Nanoreactors with Intracellular Catalytic Activity

Artificial organelles are typically bottom-up assembled nanoreactors that equip host cells with non-native or lost cellular functionalities.

We identified polymer-lipid hybrid vesicles based on poly(cholesteryl methacrylate) (PCMA)-block-poly(2-(dimethylamino) ethyl methacrylate) (P1) and (1-palmitoyl-2-oleoyl-sn-glycero-3-phosphocholine) phospholipids as suitable nanocarrieres with lysosomal escape ability. Following on, we loaded these vesicles with either glucose oxidase or β-galactosidase to obtain nanoreactors. We were able to illustrate intracellular activity of these nanoreactors in RAW 267.4 macrophages using glucose and β-Gal-NONOate to produce hydrogen peroxide and nitric oxide, respectively, even in primary human macrophages in the latter case.

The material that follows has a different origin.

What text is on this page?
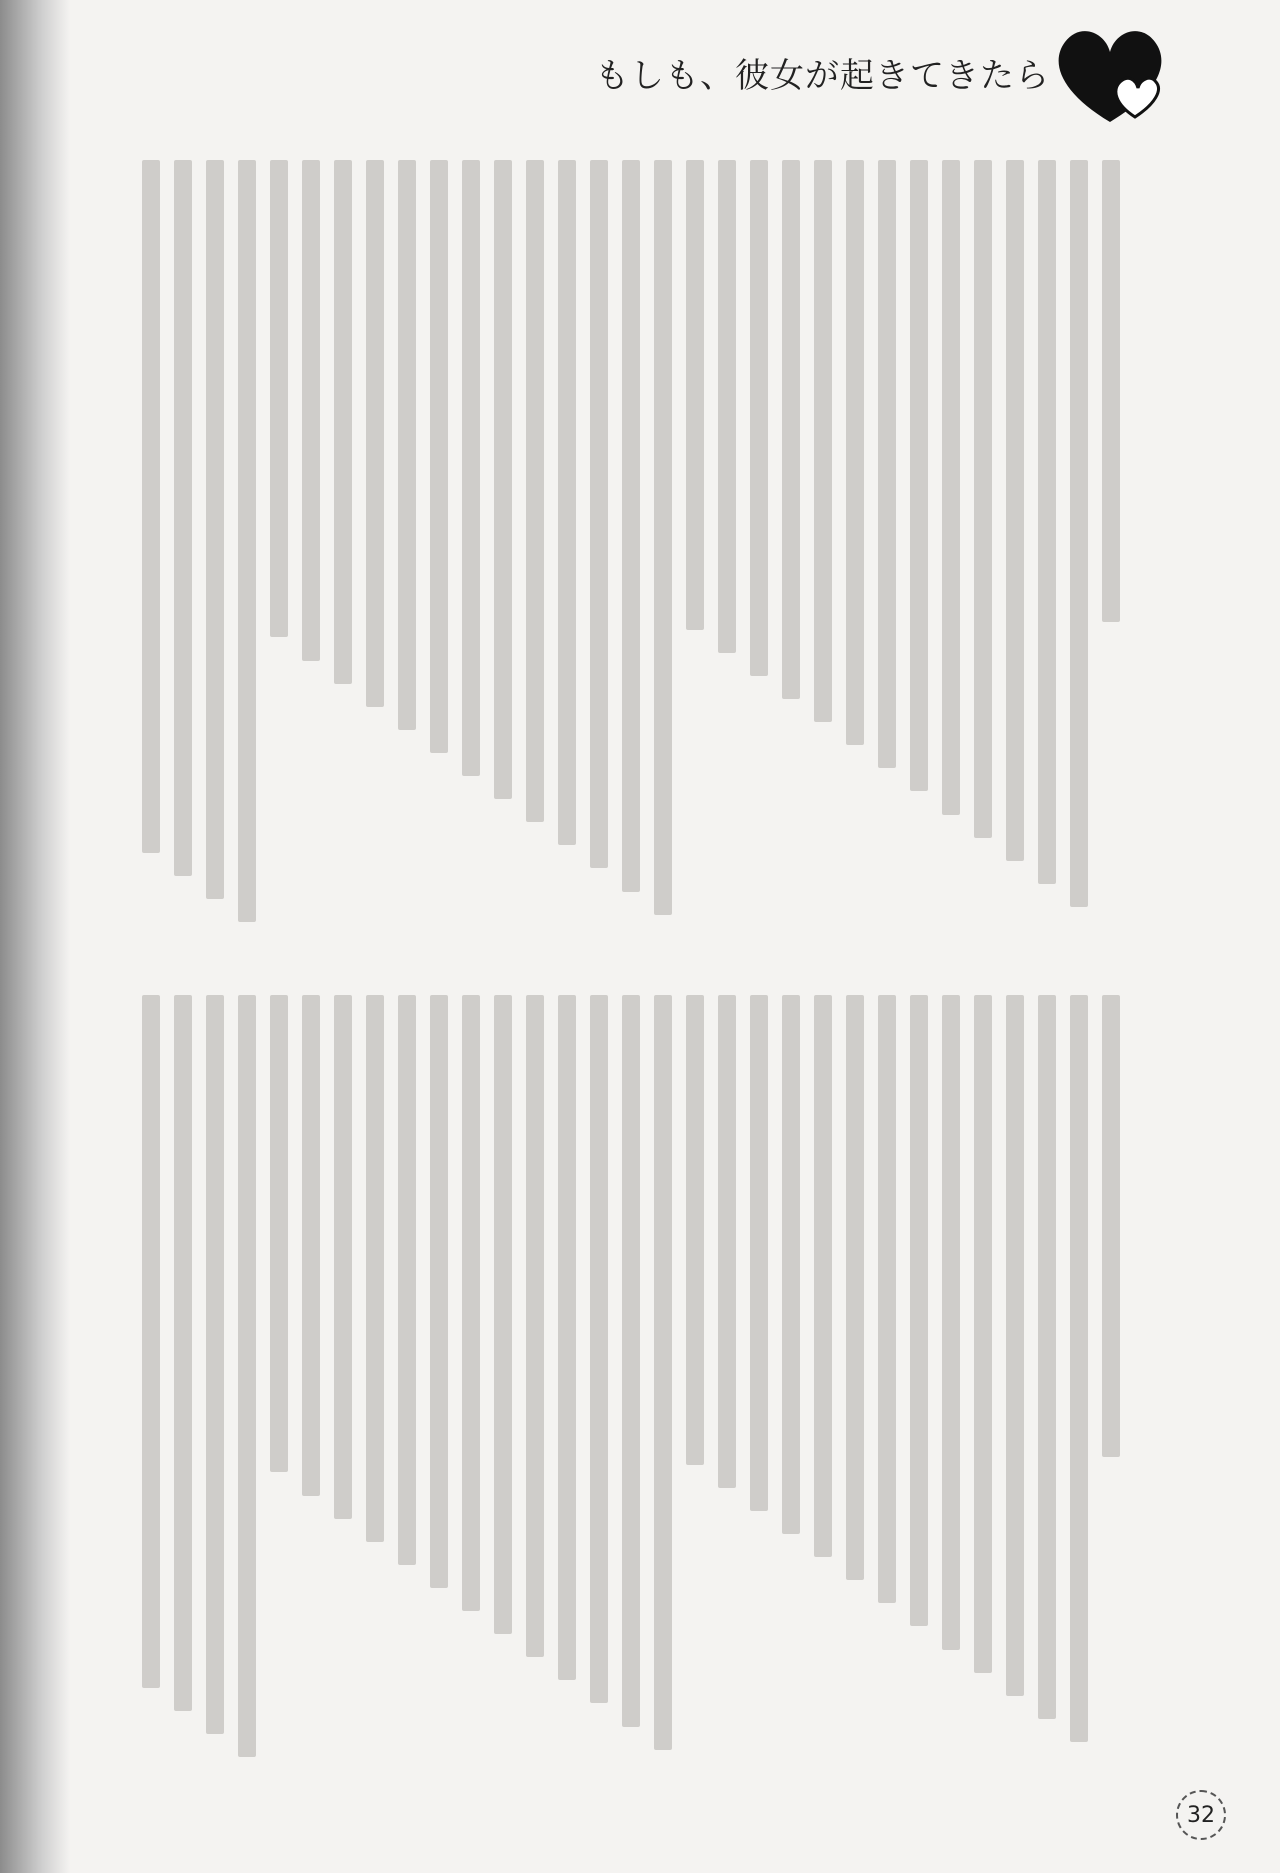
もしも、彼女が起きてきたら
32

Enzymes tend to lose their catalytic activity within a few days, substantially limiting the long-term use of artificial organelles. We employed a salen-manganese complex (EUK)-based enzyme mimic to address this challenge. We demonstrated that Hep G2 cells equipped with EUK-loaded P1 micellar nanoreactors had improved viability when exposed to the reactive oxygen inducer paraquat compare to the controls.

Despite the promising results of the P1-based artificial organelles, biomedical applications are limited due to the inherent toxicity of P1. Therefore, we synthesized polyanions (e.g., poly(2-carboxyethyl acrylate) (P2)) and demonstrated their pH-transition in a relevant range of pH 4-5. Finally, we synthesized the block copolymer PCMA-block-P2 and showed that micelles based on these block copolymer exhibited reduced cytotoxicity and lysosomal escape ability.

Taken together, artificial organelles are an emerging concept that, with due developments, might become an interesting alternative in biomedicine.